Code of Conduct

This Code of Conduct is applicable to the:

1. Members of Board of directors of the Company.

2. Senior management which means

         a) Executives who are in the grade of general manager and above;

         b) Company Secretary.

Aravali commitment to ethical and lawful business conduct is a fundamental shared value of the Board of directors and the senior management.

Consistent with its values and beliefs, Aravali has formulated the following Code of Conduct as a guide. The Code does not attempt to be comprehensive or cover all possible situations. It encourages the Aravali team to take positive actions, which are not only commensurate with the values and beliefs, but are also perceived to be so. Aravali expects its Board members and senior management to implement the Code in its true spirit and in case of any doubt or confusion, to consult his immediate superior or the executive director.

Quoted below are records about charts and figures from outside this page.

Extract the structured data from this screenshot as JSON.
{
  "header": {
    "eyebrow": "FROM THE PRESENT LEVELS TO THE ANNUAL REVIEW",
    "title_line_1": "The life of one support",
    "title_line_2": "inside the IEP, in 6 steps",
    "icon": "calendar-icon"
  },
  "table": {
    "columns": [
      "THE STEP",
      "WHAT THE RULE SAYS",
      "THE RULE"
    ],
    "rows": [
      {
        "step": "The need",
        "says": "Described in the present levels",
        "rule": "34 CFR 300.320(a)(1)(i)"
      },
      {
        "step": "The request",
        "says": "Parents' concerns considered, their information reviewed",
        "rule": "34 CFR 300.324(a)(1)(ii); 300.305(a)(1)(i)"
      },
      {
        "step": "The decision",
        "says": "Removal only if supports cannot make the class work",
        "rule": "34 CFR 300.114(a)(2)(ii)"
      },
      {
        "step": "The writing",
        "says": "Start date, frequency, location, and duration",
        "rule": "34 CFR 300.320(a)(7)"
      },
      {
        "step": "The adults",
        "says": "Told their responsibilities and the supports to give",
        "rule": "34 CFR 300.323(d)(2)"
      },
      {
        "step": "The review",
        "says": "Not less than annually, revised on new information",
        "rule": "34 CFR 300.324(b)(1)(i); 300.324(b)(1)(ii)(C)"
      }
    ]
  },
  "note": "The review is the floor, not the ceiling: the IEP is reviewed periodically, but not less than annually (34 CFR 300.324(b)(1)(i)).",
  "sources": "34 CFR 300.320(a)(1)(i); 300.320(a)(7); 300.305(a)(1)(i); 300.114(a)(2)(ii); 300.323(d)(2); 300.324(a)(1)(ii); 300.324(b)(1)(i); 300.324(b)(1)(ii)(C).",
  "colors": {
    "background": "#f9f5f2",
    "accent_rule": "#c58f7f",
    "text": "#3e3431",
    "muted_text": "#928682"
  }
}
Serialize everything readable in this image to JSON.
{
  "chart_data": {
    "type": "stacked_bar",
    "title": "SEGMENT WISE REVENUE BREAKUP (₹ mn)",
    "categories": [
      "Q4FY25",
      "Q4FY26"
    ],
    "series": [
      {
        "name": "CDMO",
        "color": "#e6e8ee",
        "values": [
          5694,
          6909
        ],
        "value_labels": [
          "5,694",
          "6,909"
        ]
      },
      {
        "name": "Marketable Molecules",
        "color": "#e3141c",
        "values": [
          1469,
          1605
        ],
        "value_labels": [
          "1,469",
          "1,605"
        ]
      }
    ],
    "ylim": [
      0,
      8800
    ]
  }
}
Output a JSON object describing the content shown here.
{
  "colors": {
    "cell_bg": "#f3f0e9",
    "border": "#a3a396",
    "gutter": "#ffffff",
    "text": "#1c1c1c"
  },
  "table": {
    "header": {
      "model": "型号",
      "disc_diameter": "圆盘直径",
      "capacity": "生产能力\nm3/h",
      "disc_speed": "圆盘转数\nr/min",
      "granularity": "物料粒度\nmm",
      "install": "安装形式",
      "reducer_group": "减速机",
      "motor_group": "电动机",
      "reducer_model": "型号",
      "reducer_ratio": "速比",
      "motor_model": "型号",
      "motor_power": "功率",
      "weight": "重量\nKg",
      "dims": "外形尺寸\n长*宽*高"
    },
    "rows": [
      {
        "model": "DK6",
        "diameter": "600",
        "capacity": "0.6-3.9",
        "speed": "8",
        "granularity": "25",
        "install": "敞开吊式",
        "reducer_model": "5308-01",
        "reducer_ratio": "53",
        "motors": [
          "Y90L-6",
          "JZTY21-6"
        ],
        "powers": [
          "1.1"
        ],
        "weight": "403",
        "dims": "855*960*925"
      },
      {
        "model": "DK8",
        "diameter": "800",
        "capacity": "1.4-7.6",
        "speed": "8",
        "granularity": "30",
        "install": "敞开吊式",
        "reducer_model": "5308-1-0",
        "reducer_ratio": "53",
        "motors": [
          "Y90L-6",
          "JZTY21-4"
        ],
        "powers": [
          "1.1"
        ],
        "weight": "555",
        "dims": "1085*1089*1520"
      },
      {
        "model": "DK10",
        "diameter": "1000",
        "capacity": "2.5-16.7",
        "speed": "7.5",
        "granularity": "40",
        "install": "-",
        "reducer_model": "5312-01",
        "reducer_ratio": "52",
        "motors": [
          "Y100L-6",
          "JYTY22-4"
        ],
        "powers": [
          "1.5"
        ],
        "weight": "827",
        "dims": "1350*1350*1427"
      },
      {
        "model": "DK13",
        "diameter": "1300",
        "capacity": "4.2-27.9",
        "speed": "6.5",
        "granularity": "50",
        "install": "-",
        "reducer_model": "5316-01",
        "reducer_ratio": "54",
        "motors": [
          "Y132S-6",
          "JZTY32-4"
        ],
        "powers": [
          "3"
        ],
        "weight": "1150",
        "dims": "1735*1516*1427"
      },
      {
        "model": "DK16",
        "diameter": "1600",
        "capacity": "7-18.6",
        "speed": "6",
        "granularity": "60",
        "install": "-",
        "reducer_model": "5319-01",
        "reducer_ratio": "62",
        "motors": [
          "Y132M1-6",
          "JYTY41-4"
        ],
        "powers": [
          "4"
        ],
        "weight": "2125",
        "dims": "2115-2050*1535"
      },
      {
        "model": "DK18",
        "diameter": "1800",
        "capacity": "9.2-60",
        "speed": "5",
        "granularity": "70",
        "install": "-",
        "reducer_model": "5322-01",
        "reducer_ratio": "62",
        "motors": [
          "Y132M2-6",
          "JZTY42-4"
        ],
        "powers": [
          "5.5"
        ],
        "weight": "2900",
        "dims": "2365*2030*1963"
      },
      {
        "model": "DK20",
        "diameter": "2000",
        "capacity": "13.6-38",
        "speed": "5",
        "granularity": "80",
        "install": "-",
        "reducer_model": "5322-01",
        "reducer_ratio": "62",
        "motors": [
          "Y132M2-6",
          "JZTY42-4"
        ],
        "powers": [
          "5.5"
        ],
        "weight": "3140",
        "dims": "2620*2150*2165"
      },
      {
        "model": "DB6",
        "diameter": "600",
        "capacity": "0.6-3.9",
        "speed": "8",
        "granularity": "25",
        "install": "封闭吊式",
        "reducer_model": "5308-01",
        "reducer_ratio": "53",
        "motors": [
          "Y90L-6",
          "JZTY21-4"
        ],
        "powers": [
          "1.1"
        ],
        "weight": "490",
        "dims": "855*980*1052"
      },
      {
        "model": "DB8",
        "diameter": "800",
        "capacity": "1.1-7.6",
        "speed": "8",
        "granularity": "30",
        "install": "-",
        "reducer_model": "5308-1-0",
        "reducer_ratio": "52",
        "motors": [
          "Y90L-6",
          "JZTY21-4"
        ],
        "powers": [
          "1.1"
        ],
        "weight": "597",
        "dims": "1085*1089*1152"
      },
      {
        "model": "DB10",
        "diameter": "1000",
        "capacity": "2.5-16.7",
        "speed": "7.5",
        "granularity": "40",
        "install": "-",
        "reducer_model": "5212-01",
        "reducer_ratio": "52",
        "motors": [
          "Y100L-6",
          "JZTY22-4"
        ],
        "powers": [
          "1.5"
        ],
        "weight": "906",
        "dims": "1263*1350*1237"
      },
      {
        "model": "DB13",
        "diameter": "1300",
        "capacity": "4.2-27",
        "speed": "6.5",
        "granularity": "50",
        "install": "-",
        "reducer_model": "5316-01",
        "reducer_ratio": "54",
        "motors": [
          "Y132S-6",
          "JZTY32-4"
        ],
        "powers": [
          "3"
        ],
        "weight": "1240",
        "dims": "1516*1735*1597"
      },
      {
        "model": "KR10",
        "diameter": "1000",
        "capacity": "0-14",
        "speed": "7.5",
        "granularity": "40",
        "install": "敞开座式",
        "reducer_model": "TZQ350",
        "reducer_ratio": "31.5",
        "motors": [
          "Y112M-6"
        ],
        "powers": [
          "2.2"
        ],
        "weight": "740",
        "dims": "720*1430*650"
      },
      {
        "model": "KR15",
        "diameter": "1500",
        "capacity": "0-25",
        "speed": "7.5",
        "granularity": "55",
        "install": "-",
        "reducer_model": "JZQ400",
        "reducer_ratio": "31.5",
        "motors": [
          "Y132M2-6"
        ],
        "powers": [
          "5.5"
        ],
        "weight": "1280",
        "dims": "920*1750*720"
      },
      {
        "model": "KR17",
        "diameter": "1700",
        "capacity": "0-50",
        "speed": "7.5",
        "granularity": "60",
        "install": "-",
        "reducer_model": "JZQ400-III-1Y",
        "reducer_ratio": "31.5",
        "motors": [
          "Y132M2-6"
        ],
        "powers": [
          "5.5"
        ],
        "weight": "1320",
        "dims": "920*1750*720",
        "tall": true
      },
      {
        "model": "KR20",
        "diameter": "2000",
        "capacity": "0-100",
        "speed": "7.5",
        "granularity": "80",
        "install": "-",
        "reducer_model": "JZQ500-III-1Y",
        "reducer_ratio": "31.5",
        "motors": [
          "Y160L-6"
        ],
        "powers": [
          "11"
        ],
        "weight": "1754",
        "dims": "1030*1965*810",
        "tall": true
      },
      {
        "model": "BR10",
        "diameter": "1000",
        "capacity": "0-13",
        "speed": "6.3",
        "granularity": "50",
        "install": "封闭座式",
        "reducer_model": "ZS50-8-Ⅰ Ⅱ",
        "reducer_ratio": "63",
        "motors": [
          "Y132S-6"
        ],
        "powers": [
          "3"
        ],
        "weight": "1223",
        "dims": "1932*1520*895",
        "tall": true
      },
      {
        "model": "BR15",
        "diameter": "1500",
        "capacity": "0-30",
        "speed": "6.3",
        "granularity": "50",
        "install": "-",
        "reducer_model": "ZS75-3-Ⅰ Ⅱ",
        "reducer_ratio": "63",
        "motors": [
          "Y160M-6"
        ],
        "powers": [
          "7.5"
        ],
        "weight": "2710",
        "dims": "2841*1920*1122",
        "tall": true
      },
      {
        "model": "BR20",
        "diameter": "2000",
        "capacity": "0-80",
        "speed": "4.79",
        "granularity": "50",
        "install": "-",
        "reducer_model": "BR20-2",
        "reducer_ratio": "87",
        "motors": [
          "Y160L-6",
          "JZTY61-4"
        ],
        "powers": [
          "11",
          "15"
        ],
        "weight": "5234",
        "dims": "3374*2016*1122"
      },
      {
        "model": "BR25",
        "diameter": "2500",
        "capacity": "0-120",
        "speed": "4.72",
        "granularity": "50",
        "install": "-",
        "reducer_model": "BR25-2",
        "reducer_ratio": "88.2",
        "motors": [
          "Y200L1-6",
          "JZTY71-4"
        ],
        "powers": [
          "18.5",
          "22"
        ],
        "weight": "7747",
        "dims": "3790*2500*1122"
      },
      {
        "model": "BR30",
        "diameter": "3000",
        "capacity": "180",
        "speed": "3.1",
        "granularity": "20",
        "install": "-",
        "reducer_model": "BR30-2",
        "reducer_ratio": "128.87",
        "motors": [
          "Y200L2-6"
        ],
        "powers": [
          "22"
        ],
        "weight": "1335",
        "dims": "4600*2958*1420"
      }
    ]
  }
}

In performing their functions, the directors and senior management of the company shall:

  • act honestly, diligently and in good faith and integrity in all their dealings with and for the Company and are prohibited from engaging in any activity that interferes with their proper discharge of responsibilities of the company or is in conflict with or prejudicial to the interests of the Company.
  • act in a manner to enhance and maintain the reputation of the Company.
  • not use any confidential information obtained by them in the course of their official duty, whether from the company or otherwise, for personal gain, or use/allow the use of such information for the financial benefit for any other person or in a manner that would be detrimental to company’s interest.
  • abide by all applicable laws and regulations including the company’s prevention of Insider Trading code.
  • not to accept gifts in cash or kind in their capacity as member of Board of directors or senior management. However, an exception to this may be made for non-cash gifts that can be reciprocated such as tickets to events, business meals etc.
  • not share any information regarding the company, its business and/or affairs with media without the prior approval of the executive director.
  • not hold position of director/advisor with a competitor company/entity.

In addition, in performing their Board and Board Committee functions, the directors shall:

disclose any personal interest in any person/entity and keep informing any changes in their interests that may interfere with their ability to perform their duties or which may influence decisions of Board, and in the case of Independent Directors, impact their independence as a Board member.


This code embodies the belief that acting always with the company’s legitimate interest in mind and being aware of the company’s responsibility towards its stakeholders is an essential element of the company’s long term excellence.